Niet alleen de statische fictie maar, zoals gezegd, ook de vereenvoudigende hypothesen zijn oorzaak geweest van onvoldoende realisme in de oudere theorieën. Gevolg hiervan is geweest dat tussen theorie en werkelijkheid een klove bestond, die in omvang toenam, doordat de ec. werkelijkheid zich steeds verder verwijderde van het ideële beeld. Reeds vrij vroeg ontstond van de zijde der z.g. historische school verzet tegen dit gebrek aan realisme. Deze school heeft hiermede een belangrijke functie vervuld in de ontwikkeling der ec. wetenschap. Haar invloed op de theorie is echter geringer geweest dan zij had kunnen zijn, doordat zij zich niet beijverde de theorie, in realistische — zo men wil ‘historische’ — richting om te buigen, maar alle ec. theorie ‘tout court’ bestreed om zich geheel aan de ec. beschrijving te wijden. Vruchtbaarder was in dit verband de latere Amerikaanse z.g. Institutionele school. Het is echter weer vooral de conjunctuurtheorie geweest, die bevruchtend heeft gewerkt op de ontwikkeling ener meer realistische ec. wetenschap.
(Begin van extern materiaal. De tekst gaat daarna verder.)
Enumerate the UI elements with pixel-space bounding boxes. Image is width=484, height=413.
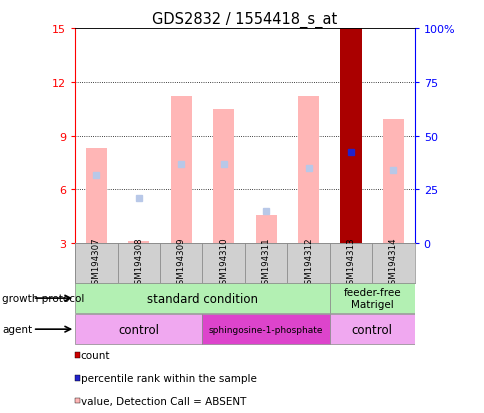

De scheidslijnen tussen algemene theorie en conjunctuurtheorie, en tussen algemene theorie en geldtheorie zijn door de ontwikkeling in realistische richting meer en meer komen te vervallen.

Vele van de leerstukken der oudere theorie komt men ook in de moderne nog tegen. Maar dan ter verklaring van slechts een deel van de ec. realiteit, ofwel als bewust gehanteerde ficties, hulpconstructies, die belangrijke diensten verlenen om langs de weg der vergelijking het inzicht in de gecompliceerde ec. structuur der maatschappij te verdiepen.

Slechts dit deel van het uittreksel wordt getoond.